Stephane Dujarric told reporters at U.N. headquarters in New York that “we do not have information as to the source of the fire.”
He said retired Dutch Maj. Gen. Patrick Cammaert was not in the vehicle that was hit and he and his team returned to their base safely.
Dujarric said Cammaert “has reiterated his appeal for calm and the strengthening of the cease-fire by all sides in the wider interests of all the people of Yemen.”
“I can assure you that general Cammaert and his team are supplied with the strongest possible security measures the U.N. can supply,” Dujarric said. “But it is important to add that all the parties in Yemen are also responsible for the safety of all U.N. personnel in Yemen.”

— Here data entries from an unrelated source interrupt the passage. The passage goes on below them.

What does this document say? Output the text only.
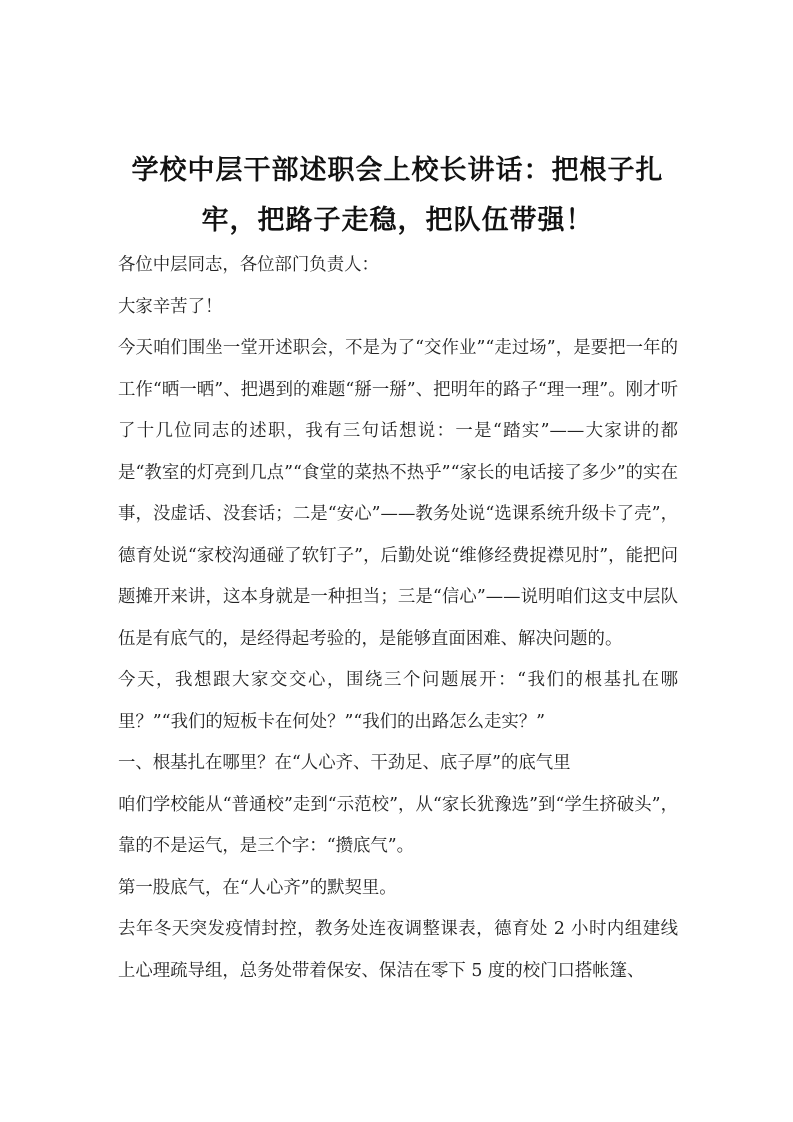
学校中层干部述职会上校长讲话：把根子扎
牢，把路子走稳，把队伍带强！

各位中层同志，各位部门负责人：

大家辛苦了！

今天咱们围坐一堂开述职会，不是为了“交作业”“走过场”，是要把一年的工作“晒一晒”、把遇到的难题“掰一掰”、把明年的路子“理一理”。刚才听了十几位同志的述职，我有三句话想说：一是“踏实”——大家讲的都是“教室的灯亮到几点”“食堂的菜热不热乎”“家长的电话接了多少”的实在事，没虚话、没套话；二是“安心”——教务处说“选课系统升级卡了壳”，德育处说“家校沟通碰了软钉子”，后勤处说“维修经费捉襟见肘”，能把问题摊开来讲，这本身就是一种担当；三是“信心”——说明咱们这支中层队伍是有底气的，是经得起考验的，是能够直面困难、解决问题的。

今天，我想跟大家交交心，围绕三个问题展开：“我们的根基扎在哪里？”“我们的短板卡在何处？”“我们的出路怎么走实？”

一、根基扎在哪里？在“人心齐、干劲足、底子厚”的底气里

咱们学校能从“普通校”走到“示范校”，从“家长犹豫选”到“学生挤破头”，靠的不是运气，是三个字：“攒底气”。

第一股底气，在“人心齐”的默契里。

去年冬天突发疫情封控，教务处连夜调整课表，德育处 2 小时内组建线上心理疏导组，总务处带着保安、保洁在零下 5 度的校门口搭帐篷、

He added: “We are dealing with a highly volatile environment in Hodeida.”
The U.N. spokesman says the head of the U.N. mission charged with monitoring a cease-fire and the withdrawal of rival forces from Yemen’s key port of Hodeida and his team are safe following a reported shooting incident.

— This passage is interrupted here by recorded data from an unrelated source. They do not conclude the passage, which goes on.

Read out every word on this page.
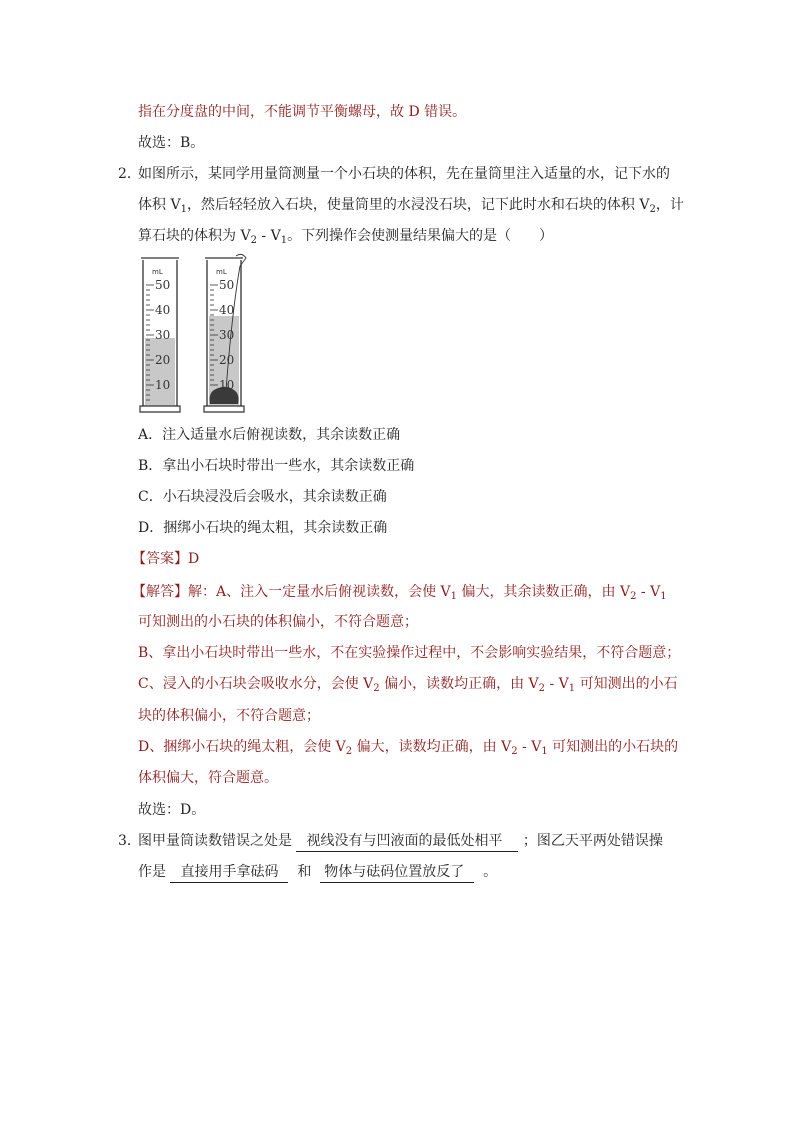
指在分度盘的中间，不能调节平衡螺母，故 D 错误。
故选：B。
2．
如图所示，某同学用量筒测量一个小石块的体积，先在量筒里注入适量的水，记下水的
体积 $V_1$，然后轻轻放入石块，使量筒里的水浸没石块，记下此时水和石块的体积 $V_2$，计
算石块的体积为 $V_2 - V_1$。下列操作会使测量结果偏大的是（　　）
mL
50
40
30
20
10
mL
50
40
30
20
10
A．注入适量水后俯视读数，其余读数正确
B．拿出小石块时带出一些水，其余读数正确
C．小石块浸没后会吸水，其余读数正确
D．捆绑小石块的绳太粗，其余读数正确
【答案】D
【解答】解：A、注入一定量水后俯视读数，会使 $V_1$ 偏大，其余读数正确，由 $V_2 - V_1$
可知测出的小石块的体积偏小，不符合题意；
B、拿出小石块时带出一些水，不在实验操作过程中，不会影响实验结果，不符合题意；
C、浸入的小石块会吸收水分，会使 $V_2$ 偏小，读数均正确，由 $V_2 - V_1$ 可知测出的小石
块的体积偏小，不符合题意；
D、捆绑小石块的绳太粗，会使 $V_2$ 偏大，读数均正确，由 $V_2 - V_1$ 可知测出的小石块的
体积偏大，符合题意。
故选：D。
3．
图甲量筒读数错误之处是 视线没有与凹液面的最低处相平 ；图乙天平两处错误操
作是 直接用手拿砝码 和 物体与砝码位置放反了 。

Stephane Dujarric said the United Nations is seeking details of Thursday’s incident involving retired Dutch Maj. Gen. Patrick Cammaert and his staff.
Reports said it took place while Cammaert was in a vehicle heading to a meeting in Hodeida.
Cammaert has been in Hodeida since late December trying to get the government and Houthi Shiite rebels to strengthen a cease-fire agreed to in Stockholm on Dec. 13 and agree to arrangements for the deployment of their forces.
Representatives of Yemen’s warring sides are meeting for a second day in the Jordanian capital for talks on implementing a prisoner exchange agreed to in Sweden last month.
The office of U.N. envoy Martin Griffiths has described the two-day meeting between the Houthi rebels and the internationally recognized government as a “technical one.” The International Committee of the Red Cross is also attending, and a closing statement is expected later on Thursday.
Yemen plunged into civil war in 2014, when the rebels captured the country’s capital, Sanaa. A Saudi-led coalition intervened a year later, fighting alongside government troops.
In Sweden in December, the two sides agreed to confidence-building measures, including an exchange of thousands of prisoners. But the implementation of that deal has been slow and marred by violence.